Sunday, December 21, 2008

Fit for Purpose

I knew when I decided to leave that it was going to be hard. I probably slightly underestimated just how upsetting saying goodbye to the kids was, and I definitely underestimated how hard it was going to be walking away from my Sound Desk for the last time.

Some of you might think it odd that I've chosen to leave when its so hard to leave somewhere I'm so clearly attached to, but as someone very wise once said to me, its very easy to fall in to a rut without even realising just because its so comfortable and safe. At St Johns, I have been pastored and mentored in my faith to a place where I can lead others & teach them; I have been welcomed and loved and included in such a way that its only natural that I bring others to join in too; I have been given such amazing Sound training that I've been given my own team to mentor and teach.
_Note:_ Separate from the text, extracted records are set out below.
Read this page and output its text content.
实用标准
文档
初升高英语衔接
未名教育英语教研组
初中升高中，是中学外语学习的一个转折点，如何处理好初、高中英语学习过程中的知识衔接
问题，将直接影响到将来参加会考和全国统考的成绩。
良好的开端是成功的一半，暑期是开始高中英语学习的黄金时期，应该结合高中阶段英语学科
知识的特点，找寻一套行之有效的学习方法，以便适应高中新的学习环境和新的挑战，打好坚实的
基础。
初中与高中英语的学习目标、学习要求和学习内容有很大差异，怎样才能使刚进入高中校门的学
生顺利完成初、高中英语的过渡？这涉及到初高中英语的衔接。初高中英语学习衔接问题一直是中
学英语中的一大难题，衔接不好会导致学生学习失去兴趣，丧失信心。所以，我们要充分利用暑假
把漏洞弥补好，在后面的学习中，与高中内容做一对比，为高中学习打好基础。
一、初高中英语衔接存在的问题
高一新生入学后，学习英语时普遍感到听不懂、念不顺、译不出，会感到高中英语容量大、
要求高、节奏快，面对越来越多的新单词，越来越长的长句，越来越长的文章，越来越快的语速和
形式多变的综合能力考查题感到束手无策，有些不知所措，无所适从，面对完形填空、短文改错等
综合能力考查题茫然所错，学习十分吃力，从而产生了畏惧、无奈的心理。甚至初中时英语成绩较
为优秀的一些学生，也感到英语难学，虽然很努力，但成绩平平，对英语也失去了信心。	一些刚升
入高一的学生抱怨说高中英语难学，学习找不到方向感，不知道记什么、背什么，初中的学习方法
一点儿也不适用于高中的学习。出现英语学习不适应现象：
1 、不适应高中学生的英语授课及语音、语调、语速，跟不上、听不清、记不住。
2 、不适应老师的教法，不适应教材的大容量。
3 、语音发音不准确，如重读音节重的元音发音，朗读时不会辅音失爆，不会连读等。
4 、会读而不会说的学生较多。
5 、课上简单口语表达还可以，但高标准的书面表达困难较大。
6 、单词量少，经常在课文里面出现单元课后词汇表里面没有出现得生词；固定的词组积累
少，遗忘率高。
People have devoted a lot of time to my development, and I am fit for my purpose at St Johns.

But.

Being fit for purpose isn't enough. Becoming fit for purpose is good - people have spent three and a half years teaching me and building me up and loving me until I am fit for purpose, but its not enough. Its not what we're called to be. I don't have time to take up another ministry - I can't create more of myself to give out to help anymore in the church, but if I just stick to what I know and the things I already do, I'll stop learning. I'll stop growing, and that in turn will stop developing the talents and gifts that I've been given. Those of you who know me will know how much I rant about the Parable of the Talents and how unfair it is that the servant gets punished for not doing anything with his talent, but recently I've really understood that concept - its nice to be comfortable and feel safe and know that at the same time you're doing great work for your Church, but that's not what we're called to do. As my rigging hoody says, right across the back,

"I have come that you might have life and have it to the full" John 10v10


so that's what I'm going to do.


Love, etc.
xx


p.s. Aforementioned wise person also once told me how proud he'd be of me if I actually left & I know today that he is. I wouldn't be doing this without his patience and expertise he so willingly shared - RJ, this one's for you.